Legislation Would Require PVTA To Clear Snow From Bus Stops
Municipalities in Massachusetts can levy fines against homeowners and businesses for failing to remove snow from public sidewalks in a timely manner. But there is a gray area when it comes to who is responsible for clearing snow from public transit bus stops. Officials in Springfield are looking to address it.
Springfield City Councilor Bud Williams is sponsoring home rule legislation that would allow the city to fine the Pioneer Valley Transit Authority for failing to remove snow or ice from its bus stops within 24 hours after a storm. The fine would be $200 per violation.
"The bus stops and the bus signs are the property of the PVTA and we are treating it as such," said Williams.
Williams acted after fielding complaints all winter from people who said they’ve had to climb over mounds of snow at bus stops or wait in the street to catch the bus.
Even though the PVTA has put up benches and shelters on sidewalks where people wait for buses, the authority says it is not responsible for shoveling a path to the curb where people board the buses.
But, these people waiting for a bus Friday on Harrison Ave. in downtown Springfield believe the transit authority should be responsible for snow removal at the bus stops.
" It is their bus stop, their buses running by, they ( PVTA) need to shovel it out," said a woman who did not want to give her name.
" The bus company you pay your fare to should have a crew clean out the area, " said a man as he prepared to board a bus.

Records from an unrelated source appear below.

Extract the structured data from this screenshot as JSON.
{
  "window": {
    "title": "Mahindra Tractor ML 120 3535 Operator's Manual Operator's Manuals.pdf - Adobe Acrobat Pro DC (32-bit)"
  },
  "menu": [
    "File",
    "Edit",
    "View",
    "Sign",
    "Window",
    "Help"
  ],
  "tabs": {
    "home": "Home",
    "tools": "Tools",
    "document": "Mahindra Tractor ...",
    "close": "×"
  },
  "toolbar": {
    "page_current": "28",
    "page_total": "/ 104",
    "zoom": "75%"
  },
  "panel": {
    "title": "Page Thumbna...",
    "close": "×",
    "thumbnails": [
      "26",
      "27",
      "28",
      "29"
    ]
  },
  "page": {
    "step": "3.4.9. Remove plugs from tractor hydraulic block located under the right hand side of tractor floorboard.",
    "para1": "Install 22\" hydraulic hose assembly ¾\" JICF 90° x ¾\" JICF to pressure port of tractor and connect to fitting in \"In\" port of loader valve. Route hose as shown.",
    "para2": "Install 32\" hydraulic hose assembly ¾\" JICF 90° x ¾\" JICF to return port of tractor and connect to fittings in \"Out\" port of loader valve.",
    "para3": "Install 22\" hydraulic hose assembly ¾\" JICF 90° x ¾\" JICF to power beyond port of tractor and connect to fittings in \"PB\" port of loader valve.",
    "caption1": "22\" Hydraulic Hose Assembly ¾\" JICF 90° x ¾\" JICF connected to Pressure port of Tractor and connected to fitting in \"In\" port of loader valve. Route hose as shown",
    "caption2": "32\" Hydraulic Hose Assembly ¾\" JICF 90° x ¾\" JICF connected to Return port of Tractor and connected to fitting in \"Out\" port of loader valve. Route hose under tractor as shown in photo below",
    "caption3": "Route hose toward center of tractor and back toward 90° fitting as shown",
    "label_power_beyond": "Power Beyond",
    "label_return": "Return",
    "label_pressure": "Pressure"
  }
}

PVTA Administrator Mary MacInnes said with over 700 bus stops in the city of Springfield, taking on the responsibility for snow removal would be a logistical and financial burden for the authority and hinted a fare hike might be necessary.

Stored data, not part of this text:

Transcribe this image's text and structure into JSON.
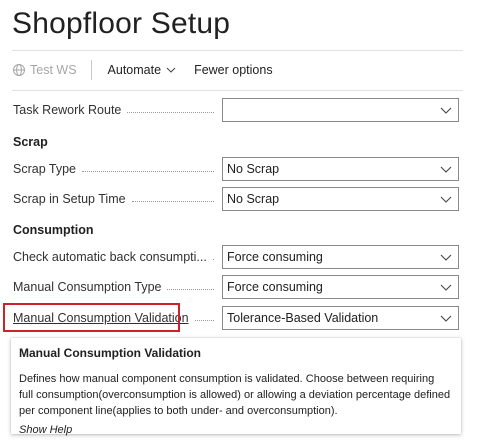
{
  "page": {
    "title": "Shopfloor Setup"
  },
  "toolbar": {
    "test_ws": "Test WS",
    "automate": "Automate",
    "fewer_options": "Fewer options"
  },
  "fields": {
    "task_rework_route": {
      "label": "Task Rework Route",
      "value": ""
    },
    "scrap_type": {
      "label": "Scrap Type",
      "value": "No Scrap"
    },
    "scrap_in_setup_time": {
      "label": "Scrap in Setup Time",
      "value": "No Scrap"
    },
    "check_auto_back": {
      "label": "Check automatic back consumpti...",
      "value": "Force consuming"
    },
    "manual_consumption_type": {
      "label": "Manual Consumption Type",
      "value": "Force consuming"
    },
    "manual_consumption_validation": {
      "label": "Manual Consumption Validation",
      "value": "Tolerance-Based Validation"
    }
  },
  "sections": {
    "scrap": "Scrap",
    "consumption": "Consumption"
  },
  "tooltip": {
    "title": "Manual Consumption Validation",
    "body": "Defines how manual component consumption is validated. Choose between requiring full consumption(overconsumption is allowed) or allowing a deviation percentage defined per component line(applies to both under- and overconsumption).",
    "show_help": "Show Help"
  },
  "colors": {
    "highlight": "#d0202a"
  },
  "icons": {
    "test_ws": "globe-icon",
    "dropdown": "chevron-down-icon"
  }
}
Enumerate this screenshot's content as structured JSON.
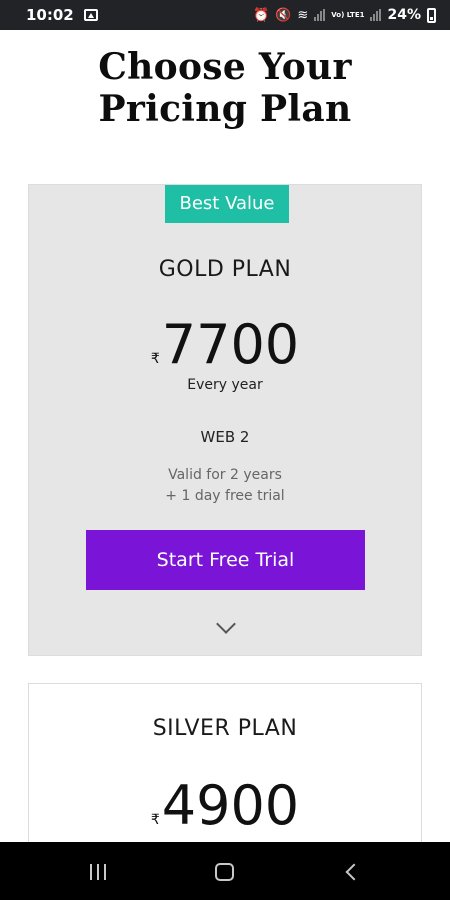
{
  "status_bar": {
    "time": "10:02",
    "battery": "24%",
    "volte_label": "Vo) LTE1"
  },
  "page": {
    "title_line1": "Choose Your",
    "title_line2": "Pricing Plan"
  },
  "plans": [
    {
      "badge": "Best Value",
      "name": "GOLD PLAN",
      "currency": "₹",
      "price": "7700",
      "period": "Every year",
      "tier": "WEB 2",
      "validity_line1": "Valid for 2 years",
      "validity_line2": "+ 1 day free trial",
      "cta_label": "Start Free Trial"
    },
    {
      "name": "SILVER PLAN",
      "currency": "₹",
      "price": "4900"
    }
  ],
  "colors": {
    "badge": "#1fbfa5",
    "cta": "#7a14d6",
    "gold_card_bg": "#e6e6e6"
  }
}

" There is not one position in our budget called shoveler," she said. " I don't know of a transit authority that is required to do this."
Still, MacInnes said she is not unsympathetic to the obstacles bus riders have faced this winter. She said she has had discussions with Mayor Domenic Sarno’s administration about what can be done and promises a resolution by next winter.
" There are a host of possibilities and now we have the time to come up with a plan that is realistic and can be implemented," she said.
At Sarno’s request, the Hampden County Sheriff’s Department assigned county jail inmates on a work release program to shovel snow from 100 bus stops for two weeks last month.
The problem of snow and ice piling up around bus stops has been particularly acute this winter because of a series of major snowstorms in February and a lack of any melting of the snow until this week.
Williams’ legislation faces a long road. It must be approved by the Springfield City Council, signed by the mayor, passed by both chambers of the state legislature and then signed by the governor.